Company outflows hit £23bn ($30.6bn, €26.1bn) in the nine months to 30 September this year, marginally less than the total outflows of £23.8bn reported in 2016.
The two companies Standard Life and Aberdeen Asset Management finalised the merger in the summer and created a new investment arm, Aberdeen Standard Investments.
Outflows surged in the newly named Aberdeen Standard with net outflows of £28.1bn in AUMA over the nine months, up on the previous year’s £25.8bn loss.
The losses left total assets under management and administration largely flat on the year previously at £646.2bn.
Company chief executives Martin Gilbert and Keith Skeoch insisted it was making progress in its aim of creating “a world-class investment company”.
“The integration of Aberdeen Standard Investments is on track and we are delighted with the way the teams are coming together to deliver for clients,” they said.
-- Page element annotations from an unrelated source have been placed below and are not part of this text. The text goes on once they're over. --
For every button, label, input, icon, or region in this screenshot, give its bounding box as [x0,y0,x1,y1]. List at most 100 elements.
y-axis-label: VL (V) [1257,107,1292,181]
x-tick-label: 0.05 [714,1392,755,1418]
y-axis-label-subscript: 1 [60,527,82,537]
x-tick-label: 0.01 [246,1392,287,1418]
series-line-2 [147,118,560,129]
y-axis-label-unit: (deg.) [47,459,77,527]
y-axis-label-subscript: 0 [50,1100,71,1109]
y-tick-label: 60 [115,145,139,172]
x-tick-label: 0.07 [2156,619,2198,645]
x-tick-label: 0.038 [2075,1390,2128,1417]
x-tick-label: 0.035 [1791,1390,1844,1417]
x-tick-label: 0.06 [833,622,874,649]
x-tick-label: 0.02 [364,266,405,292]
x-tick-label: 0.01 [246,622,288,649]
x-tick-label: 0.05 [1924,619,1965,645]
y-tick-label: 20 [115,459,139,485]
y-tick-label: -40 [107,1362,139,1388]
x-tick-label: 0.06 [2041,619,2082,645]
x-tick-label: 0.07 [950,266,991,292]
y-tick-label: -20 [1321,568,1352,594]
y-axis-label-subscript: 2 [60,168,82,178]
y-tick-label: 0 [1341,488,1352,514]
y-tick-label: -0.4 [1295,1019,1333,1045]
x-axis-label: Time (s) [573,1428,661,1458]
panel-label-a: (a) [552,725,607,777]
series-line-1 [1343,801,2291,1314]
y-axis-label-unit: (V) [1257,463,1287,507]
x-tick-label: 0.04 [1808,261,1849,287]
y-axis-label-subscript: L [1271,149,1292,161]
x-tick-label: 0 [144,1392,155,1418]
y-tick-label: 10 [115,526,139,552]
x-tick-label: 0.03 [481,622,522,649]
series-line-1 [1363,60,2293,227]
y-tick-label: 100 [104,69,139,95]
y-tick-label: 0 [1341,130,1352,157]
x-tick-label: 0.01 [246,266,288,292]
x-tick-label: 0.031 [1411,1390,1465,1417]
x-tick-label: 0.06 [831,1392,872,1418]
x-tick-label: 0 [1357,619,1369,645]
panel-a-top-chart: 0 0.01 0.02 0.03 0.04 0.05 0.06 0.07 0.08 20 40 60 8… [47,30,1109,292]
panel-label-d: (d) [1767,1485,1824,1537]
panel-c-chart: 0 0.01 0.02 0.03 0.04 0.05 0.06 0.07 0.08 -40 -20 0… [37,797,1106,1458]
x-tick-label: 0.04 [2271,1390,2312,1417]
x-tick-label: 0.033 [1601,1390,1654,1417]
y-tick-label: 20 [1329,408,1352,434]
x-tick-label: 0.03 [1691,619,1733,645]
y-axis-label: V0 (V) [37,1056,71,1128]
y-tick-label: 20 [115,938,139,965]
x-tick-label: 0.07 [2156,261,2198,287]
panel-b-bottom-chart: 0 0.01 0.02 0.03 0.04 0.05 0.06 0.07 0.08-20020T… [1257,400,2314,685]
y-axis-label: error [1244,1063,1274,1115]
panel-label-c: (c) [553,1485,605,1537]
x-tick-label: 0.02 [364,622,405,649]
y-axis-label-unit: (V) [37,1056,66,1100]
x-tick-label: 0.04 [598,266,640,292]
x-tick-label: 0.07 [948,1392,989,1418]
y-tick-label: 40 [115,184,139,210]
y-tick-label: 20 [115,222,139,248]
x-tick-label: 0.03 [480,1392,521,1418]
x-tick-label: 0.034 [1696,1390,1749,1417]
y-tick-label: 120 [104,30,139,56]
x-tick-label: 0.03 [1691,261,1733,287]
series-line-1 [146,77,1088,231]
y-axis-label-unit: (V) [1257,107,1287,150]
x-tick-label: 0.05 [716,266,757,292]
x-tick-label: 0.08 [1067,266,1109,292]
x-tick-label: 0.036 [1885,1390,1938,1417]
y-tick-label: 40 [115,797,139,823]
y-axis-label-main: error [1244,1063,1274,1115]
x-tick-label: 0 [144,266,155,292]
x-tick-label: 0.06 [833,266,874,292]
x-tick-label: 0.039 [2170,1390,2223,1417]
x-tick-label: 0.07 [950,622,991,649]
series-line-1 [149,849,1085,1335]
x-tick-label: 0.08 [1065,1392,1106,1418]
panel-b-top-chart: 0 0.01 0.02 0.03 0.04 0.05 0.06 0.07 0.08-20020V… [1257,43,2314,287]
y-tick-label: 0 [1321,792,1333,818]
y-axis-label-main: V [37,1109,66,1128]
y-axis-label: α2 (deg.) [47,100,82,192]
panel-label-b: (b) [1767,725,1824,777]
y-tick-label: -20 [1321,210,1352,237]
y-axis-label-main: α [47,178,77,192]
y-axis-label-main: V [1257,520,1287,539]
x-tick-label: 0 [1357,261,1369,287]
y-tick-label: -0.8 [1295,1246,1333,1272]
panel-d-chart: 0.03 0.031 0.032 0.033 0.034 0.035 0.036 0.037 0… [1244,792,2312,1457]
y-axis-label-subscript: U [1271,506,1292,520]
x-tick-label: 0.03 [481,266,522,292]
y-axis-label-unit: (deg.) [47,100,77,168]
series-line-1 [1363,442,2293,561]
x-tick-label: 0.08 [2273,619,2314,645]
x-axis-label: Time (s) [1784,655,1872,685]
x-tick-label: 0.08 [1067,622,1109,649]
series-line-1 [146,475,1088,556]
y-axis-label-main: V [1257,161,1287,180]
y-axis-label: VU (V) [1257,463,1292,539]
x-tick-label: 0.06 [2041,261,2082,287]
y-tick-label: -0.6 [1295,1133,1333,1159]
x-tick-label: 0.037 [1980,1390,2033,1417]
“While the combined business has experienced net outflows, these were in line with our expectations given the asset classes affected and the structural outflows from our lower margin mature books.”
The institutional business took a hit with £32.4bn of redemptions forcing net outflows nearly £5bn higher than in 2016, at £14.9bn.
Gilbert and Skeoch said they remained “confident” of delivering long-term flow despite the company’s outflow woes.
“The momentum in our business is good with £58.6bn of gross inflows during the period,” they said.
“We continue to innovate, launching new funds with strong backing from clients and winning new mandates across a wide range of investment strategies. Standard Life, our pensions and savings business has had record flows year to date demonstrating further strength and diversity of our business.”